Both philosophers agree on one thing: Form is able to classify all things in existence: a desk, a bathroom, a car, etc. are all their respective objects because they reflect themselves as such, but there are subtle differences in each of their theories. Plato claims that objects are only crude representations of their form. In Lindberg's Beginnings, Plato had drastically diminished the reality of the material world observed by the senses. Reality in its perfect fullness, Plato argued, is found only in the eternal forms, which are dependent on nothing else for their existence. .
The objects that make up the sensible world, by contrast, derive their characteristics and their very being from the forms; sensible objects exist only dependently. For example, when something that is considered beautiful, such as a flower, or painting, that characteristic is only physical and noticeable to the human senses, and the form of beauty is itself all around us, and unchanging. Many other factors can play a big part in the opinion of beauty to an object, such as age, or appeal. Plato concludes by saying that the Forms (in this particular example, beauty) is not accessible to the senses, and can only be understood by reason alone. The Form of Beauty also differs from a sensible object that is considered beautiful as it is forever beautiful no matter someone's opinion or the age of the object itself. .
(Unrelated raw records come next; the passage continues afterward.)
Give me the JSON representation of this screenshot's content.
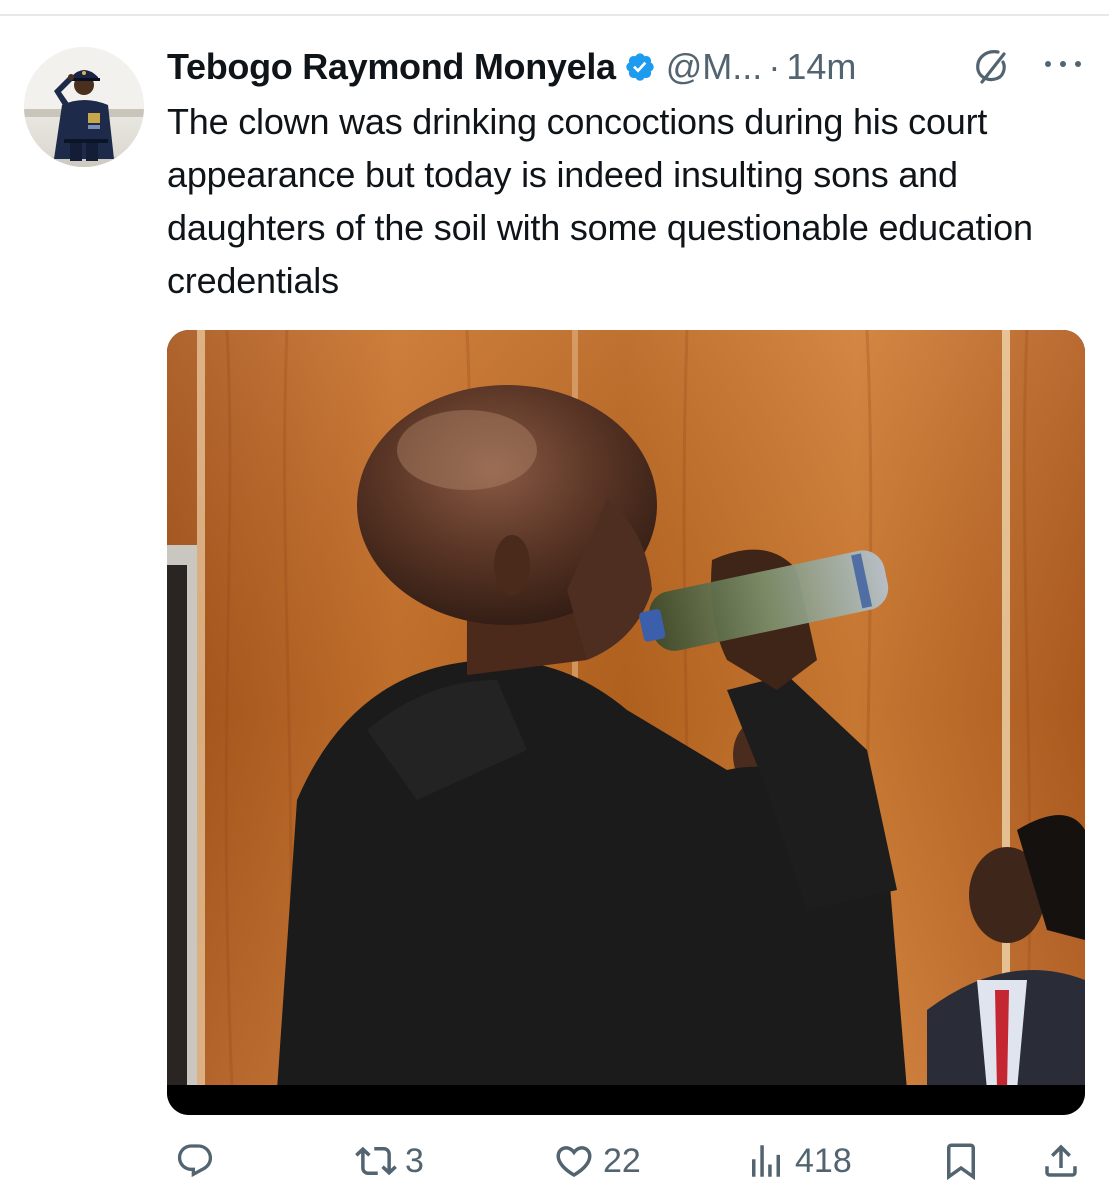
{
  "tweet": {
    "author": {
      "display_name": "Tebogo Raymond Monyela",
      "handle": "@M...",
      "verified": true,
      "avatar_icon": "avatar-saluting-officer"
    },
    "separator": "·",
    "timestamp": "14m",
    "text": "The clown was drinking concoctions during his court appearance but today is indeed insulting sons and daughters of the soil with some questionable education credentials",
    "media": {
      "type": "video-still"
    },
    "actions": {
      "reply": {
        "icon": "reply-icon",
        "count": ""
      },
      "retweet": {
        "icon": "retweet-icon",
        "count": "3"
      },
      "like": {
        "icon": "heart-icon",
        "count": "22"
      },
      "views": {
        "icon": "views-chart-icon",
        "count": "418"
      },
      "bookmark": {
        "icon": "bookmark-icon"
      },
      "share": {
        "icon": "share-icon"
      }
    }
  },
  "colors": {
    "text_primary": "#0f1419",
    "text_secondary": "#536471",
    "verified": "#1d9bf0",
    "divider": "#e6e8ea"
  }
}
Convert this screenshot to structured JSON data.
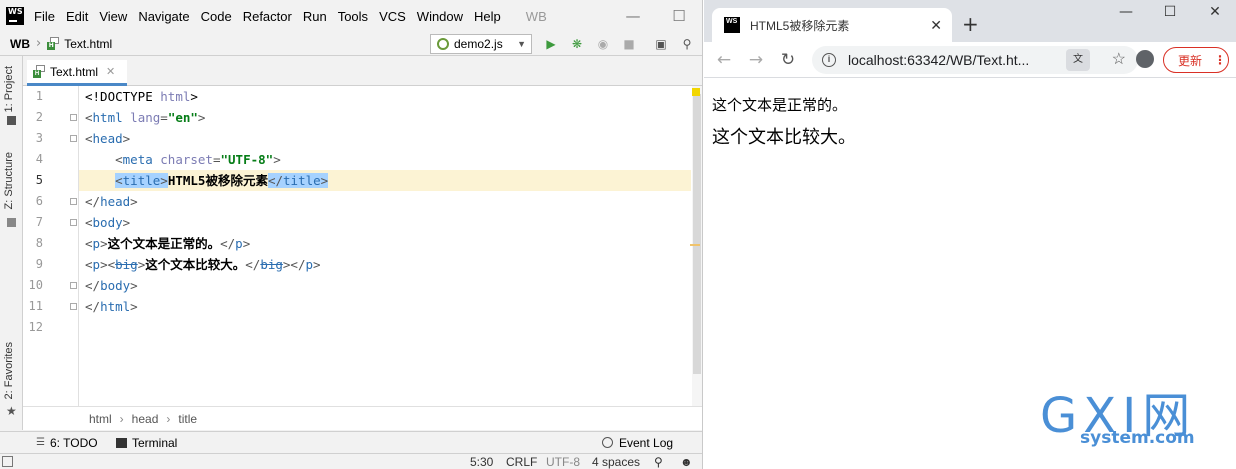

Aristotle has a different opinion all together on the subject of form. Aristotle defined an object's form as not being something outside an object, but rather in the varied phenomena of the sense. Moreover, the traits that give an individual object its character do not have a prior and separate existence in a world of forms, but belong to the object itself.
Aristotle refutes Plato's definition believing it to be simply unclear. Instead, Aristotle defined an object's form as it's purpose which has been given to it by it's designer.